As the target dataset differs greatly from the source dataset a number of regularization steps were also included in the model to help boost model performance and prevent overfitting. First, a Global Average Pooling (GAP) layer was inserted after the convolutional layers of the model to be used as a structure regularizer55. Additional measures include a light amount of L1/L2 regularization (1e-5) which is applied to the model alongside an early stopping callback. For both CTs, the model was able to train for a maximum of thirty epochs and up to ten further epochs during the fine-tuning stage.

In CT 2, to deal with the class imbalance problem, we implemented a focal loss function with the default values for the alpha and gamma parameters. The focal loss was designed to deal with class imbalance by down-weighting well-classified examples and focusing on harder examples56. All models were implemented using Tensorflow-Keras library57, which makes the Imagenet weights available for the VGG-19 model from its applications module, hence reducing the computational cost and time of running our experiments and making our experiments easier to reproduce.
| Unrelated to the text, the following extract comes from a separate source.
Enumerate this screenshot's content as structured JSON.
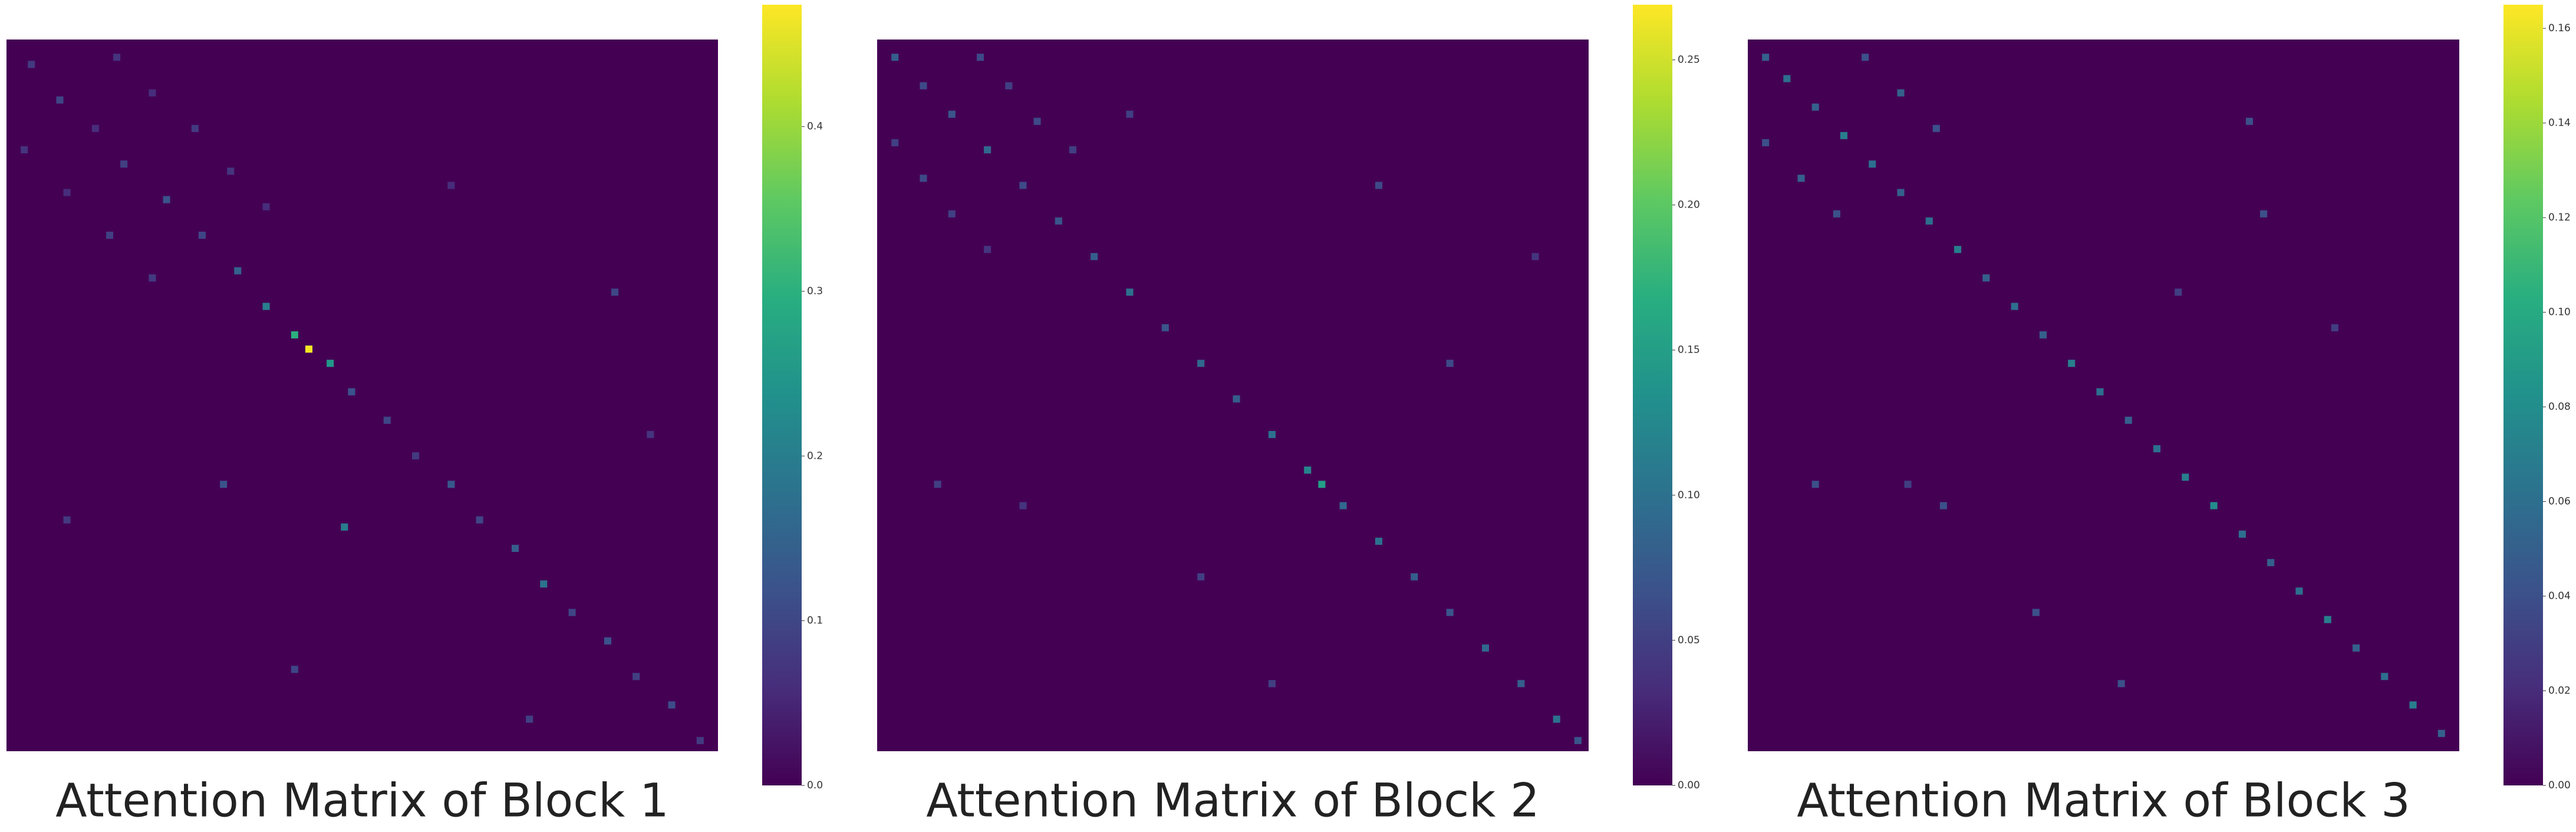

Comparison with baseline models

We compared our model to two common approaches used for classification problems, namely, a Support Vector Machine (SVM) image classifier and a logistic regression model. In the cases of the SVM, we implemented a Radial-Basis-Function (RBF) kernel SVM with the SVC estimator from the Python SkLearn library37. We used the same scanpaths as model input. We apply a 5-fold cross-validated, exhaustive parameter grid search to select the values of the hyperparameters. We set the kernel coefficient and regularization penalty to 0.0001 and 10, respectively, in the exact Machine Learning strategy task, the penalty parameter was computed with adjusted weights inversely proportional to class frequencies in the input data. To fit the logistic regression model to CT 1, we used a generalized linear model (GLM) from the R package stats (version 3.6.0). For CT 2, we applied a multinomial regression model within the R package nnet (version 7.3.16)58. We fitted different models by regressing the binary outcome on proportions of ‘Own’, ‘Other’ and ‘Intracell’ transitions recorded in intervals of the total duration of the game (at 15%, 30%, 50%, 80%, 100%) or in fixed time spans of 2, 5, 10 and 15 s.